The preparation, characterization of Lupeol PEGylated Liposome and its functional evaluation in vitro as well as pharmacokinetics in rats.

OBJECTIVE: The objective of this study was to enhance the solubility and bioavailability of Lupeol.

METHODS: Utilizing a thin-film dispersion method, we prepared Lupeol-loaded PEGylated liposomes and Lupeol-loaded liposomes, which was characterized by SEM, mean diameter, PDI, zeta potential and entrapment efficiency(EE). The EE, in vitro release and stability of Lupeol-loaded PEGylated liposomes, were detected by HPLC. In addition to the safety evaluation, the evaluation was carried out on HepG2 cells in vitro; the pharmacokinetics were carried out after i.v. in the rats.
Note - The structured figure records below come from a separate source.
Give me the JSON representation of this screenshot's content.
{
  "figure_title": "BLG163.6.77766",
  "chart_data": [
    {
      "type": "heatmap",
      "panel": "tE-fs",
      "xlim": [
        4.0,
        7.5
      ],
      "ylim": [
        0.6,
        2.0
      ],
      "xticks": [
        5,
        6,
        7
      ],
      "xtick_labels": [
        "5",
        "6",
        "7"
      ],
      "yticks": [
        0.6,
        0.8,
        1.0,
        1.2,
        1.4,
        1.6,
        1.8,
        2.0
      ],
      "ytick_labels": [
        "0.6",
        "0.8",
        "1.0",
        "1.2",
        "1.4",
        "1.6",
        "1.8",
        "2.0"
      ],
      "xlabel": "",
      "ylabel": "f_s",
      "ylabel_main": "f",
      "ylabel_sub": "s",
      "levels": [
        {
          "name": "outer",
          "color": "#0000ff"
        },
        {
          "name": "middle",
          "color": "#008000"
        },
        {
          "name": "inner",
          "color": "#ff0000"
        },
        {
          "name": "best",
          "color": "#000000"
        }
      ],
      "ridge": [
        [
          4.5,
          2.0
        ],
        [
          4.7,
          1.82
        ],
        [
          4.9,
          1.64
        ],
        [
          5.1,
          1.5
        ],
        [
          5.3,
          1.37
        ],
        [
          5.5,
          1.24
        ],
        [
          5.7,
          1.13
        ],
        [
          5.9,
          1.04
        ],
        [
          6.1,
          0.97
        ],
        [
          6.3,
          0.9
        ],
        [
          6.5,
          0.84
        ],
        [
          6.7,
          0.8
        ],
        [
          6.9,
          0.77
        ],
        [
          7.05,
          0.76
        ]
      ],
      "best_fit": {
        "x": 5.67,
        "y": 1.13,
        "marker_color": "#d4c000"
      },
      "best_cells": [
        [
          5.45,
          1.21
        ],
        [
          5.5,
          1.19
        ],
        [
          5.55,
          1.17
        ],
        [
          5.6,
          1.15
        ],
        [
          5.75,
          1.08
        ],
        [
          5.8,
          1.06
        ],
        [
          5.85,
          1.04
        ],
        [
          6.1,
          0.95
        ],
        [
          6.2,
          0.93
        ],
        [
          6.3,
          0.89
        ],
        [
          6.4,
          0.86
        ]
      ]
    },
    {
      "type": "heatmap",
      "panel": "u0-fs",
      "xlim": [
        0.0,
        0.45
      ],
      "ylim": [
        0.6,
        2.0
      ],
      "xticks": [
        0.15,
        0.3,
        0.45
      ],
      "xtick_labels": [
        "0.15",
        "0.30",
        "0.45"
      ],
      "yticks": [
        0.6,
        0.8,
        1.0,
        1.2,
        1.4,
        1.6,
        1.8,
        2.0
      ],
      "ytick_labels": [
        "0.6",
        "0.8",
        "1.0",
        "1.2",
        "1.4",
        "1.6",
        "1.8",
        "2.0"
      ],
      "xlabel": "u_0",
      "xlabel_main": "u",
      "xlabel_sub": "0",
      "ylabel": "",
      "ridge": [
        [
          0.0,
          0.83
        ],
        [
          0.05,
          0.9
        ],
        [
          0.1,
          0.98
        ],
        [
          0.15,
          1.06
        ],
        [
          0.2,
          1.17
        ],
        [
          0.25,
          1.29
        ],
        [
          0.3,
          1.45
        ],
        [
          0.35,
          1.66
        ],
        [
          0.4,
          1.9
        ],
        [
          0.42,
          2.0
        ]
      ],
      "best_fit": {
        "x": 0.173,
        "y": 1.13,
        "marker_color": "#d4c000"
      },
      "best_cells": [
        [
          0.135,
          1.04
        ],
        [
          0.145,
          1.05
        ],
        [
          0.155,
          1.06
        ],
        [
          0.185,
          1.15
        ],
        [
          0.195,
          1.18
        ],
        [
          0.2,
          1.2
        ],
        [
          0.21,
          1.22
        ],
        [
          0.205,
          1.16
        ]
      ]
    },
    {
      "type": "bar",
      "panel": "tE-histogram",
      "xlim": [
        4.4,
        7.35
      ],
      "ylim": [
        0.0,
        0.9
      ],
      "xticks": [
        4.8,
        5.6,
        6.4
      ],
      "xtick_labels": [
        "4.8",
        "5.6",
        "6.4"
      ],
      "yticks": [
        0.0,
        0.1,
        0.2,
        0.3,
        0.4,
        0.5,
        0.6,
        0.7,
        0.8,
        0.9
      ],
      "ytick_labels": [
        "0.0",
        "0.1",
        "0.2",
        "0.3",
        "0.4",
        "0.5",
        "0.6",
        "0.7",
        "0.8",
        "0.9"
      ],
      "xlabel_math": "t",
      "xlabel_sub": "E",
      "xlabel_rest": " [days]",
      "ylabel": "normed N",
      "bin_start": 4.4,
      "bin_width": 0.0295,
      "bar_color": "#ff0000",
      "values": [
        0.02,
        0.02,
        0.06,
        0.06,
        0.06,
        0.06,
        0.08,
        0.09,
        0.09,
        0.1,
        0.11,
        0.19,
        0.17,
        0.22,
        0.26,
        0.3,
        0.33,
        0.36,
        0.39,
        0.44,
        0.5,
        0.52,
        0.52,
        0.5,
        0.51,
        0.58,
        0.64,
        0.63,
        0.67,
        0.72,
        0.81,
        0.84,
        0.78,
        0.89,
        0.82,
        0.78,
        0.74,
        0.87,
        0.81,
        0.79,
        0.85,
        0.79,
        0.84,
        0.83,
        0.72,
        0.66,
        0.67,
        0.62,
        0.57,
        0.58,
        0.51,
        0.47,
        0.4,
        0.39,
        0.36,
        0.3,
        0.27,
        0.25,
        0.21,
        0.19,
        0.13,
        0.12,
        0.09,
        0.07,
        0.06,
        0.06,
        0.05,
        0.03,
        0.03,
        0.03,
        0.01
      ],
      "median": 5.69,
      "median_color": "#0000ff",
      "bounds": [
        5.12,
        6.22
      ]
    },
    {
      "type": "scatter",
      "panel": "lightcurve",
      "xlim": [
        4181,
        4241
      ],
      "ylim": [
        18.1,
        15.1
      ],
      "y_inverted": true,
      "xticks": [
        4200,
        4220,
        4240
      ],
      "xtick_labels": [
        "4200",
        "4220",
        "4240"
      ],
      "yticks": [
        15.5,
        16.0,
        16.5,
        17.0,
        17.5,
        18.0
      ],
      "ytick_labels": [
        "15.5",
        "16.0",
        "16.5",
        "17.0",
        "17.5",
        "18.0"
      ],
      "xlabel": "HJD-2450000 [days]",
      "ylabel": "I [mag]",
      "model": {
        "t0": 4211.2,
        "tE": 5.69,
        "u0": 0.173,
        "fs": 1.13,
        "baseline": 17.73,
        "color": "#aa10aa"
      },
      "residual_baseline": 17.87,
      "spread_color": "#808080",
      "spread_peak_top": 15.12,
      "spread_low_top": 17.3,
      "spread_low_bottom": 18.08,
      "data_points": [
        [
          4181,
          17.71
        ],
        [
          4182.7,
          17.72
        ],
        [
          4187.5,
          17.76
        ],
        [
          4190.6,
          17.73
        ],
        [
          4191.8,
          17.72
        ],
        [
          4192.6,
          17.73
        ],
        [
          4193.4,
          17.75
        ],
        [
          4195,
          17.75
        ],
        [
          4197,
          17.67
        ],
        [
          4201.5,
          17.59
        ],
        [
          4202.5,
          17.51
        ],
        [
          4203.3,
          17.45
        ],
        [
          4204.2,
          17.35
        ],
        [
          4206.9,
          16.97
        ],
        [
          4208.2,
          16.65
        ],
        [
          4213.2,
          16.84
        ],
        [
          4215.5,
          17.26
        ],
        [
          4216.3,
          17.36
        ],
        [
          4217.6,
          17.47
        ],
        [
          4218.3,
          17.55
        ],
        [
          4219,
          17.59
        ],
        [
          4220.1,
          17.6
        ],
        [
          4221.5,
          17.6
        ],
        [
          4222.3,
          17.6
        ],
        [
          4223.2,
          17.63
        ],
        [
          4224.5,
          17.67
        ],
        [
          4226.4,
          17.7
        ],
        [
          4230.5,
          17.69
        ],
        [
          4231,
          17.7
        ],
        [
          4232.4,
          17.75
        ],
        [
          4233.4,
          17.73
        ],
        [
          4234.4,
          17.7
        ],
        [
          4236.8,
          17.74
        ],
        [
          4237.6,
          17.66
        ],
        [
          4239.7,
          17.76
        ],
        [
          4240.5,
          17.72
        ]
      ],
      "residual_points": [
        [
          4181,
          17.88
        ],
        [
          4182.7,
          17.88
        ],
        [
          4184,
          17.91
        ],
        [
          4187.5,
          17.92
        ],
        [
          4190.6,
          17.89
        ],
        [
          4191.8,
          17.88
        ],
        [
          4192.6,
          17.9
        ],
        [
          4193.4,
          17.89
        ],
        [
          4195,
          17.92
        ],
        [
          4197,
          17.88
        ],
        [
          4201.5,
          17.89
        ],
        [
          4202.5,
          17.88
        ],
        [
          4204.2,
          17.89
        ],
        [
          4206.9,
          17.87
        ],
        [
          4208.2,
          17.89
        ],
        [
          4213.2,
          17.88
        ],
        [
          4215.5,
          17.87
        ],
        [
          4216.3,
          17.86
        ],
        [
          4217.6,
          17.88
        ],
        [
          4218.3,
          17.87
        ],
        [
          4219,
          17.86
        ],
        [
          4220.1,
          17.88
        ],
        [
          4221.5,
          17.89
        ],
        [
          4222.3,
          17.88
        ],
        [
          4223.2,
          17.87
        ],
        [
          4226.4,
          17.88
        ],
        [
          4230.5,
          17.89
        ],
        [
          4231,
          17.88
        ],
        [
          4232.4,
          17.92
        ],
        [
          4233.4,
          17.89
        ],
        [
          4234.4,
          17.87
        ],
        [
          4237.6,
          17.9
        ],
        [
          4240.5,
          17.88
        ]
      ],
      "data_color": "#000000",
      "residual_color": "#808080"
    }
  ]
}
RESULTS: The size, PDI, zeta potential, and EE of Lupeol-loaded PEGylated liposomes and Lupeol-loaded liposomes were 126.9 nm, 0.246, -1.97 mV, 87%; 97.23 nm, 0.25, 1.6 mV, 86.2%, respectively. Lupeol-loaded PEGylated liposomes showed the slow-release effect in vitro release experiments. Lupeol-loaded PEGylated liposomes offered significant advantages over other experimental groups in vitro studies, such as the highest inhibition rate and the highest apoptosis rate. We also found that Lupeol-loaded PEGylated liposomes blocked cells in the G2 M phase. The pharmacokinetics result showed that the AUC of Lupeol-loaded PEGylated liposomes group was 3.2 times higher than free Lupeol group after i.v., the MRT and t1/2 values of Lupeol-loaded PEGylated liposomes (MRT =6.09 h, t1/2 =12.94 h) showed improvements of 2.5 and 4.1 times compared to free Lupeol (MRT= 2.43 h, t1/2 = 3.16 h) .

CONCLUSION: The Lupeol-loaded PEGylated liposomes have successfully solved its poor hydrophilicity, low bioavailability.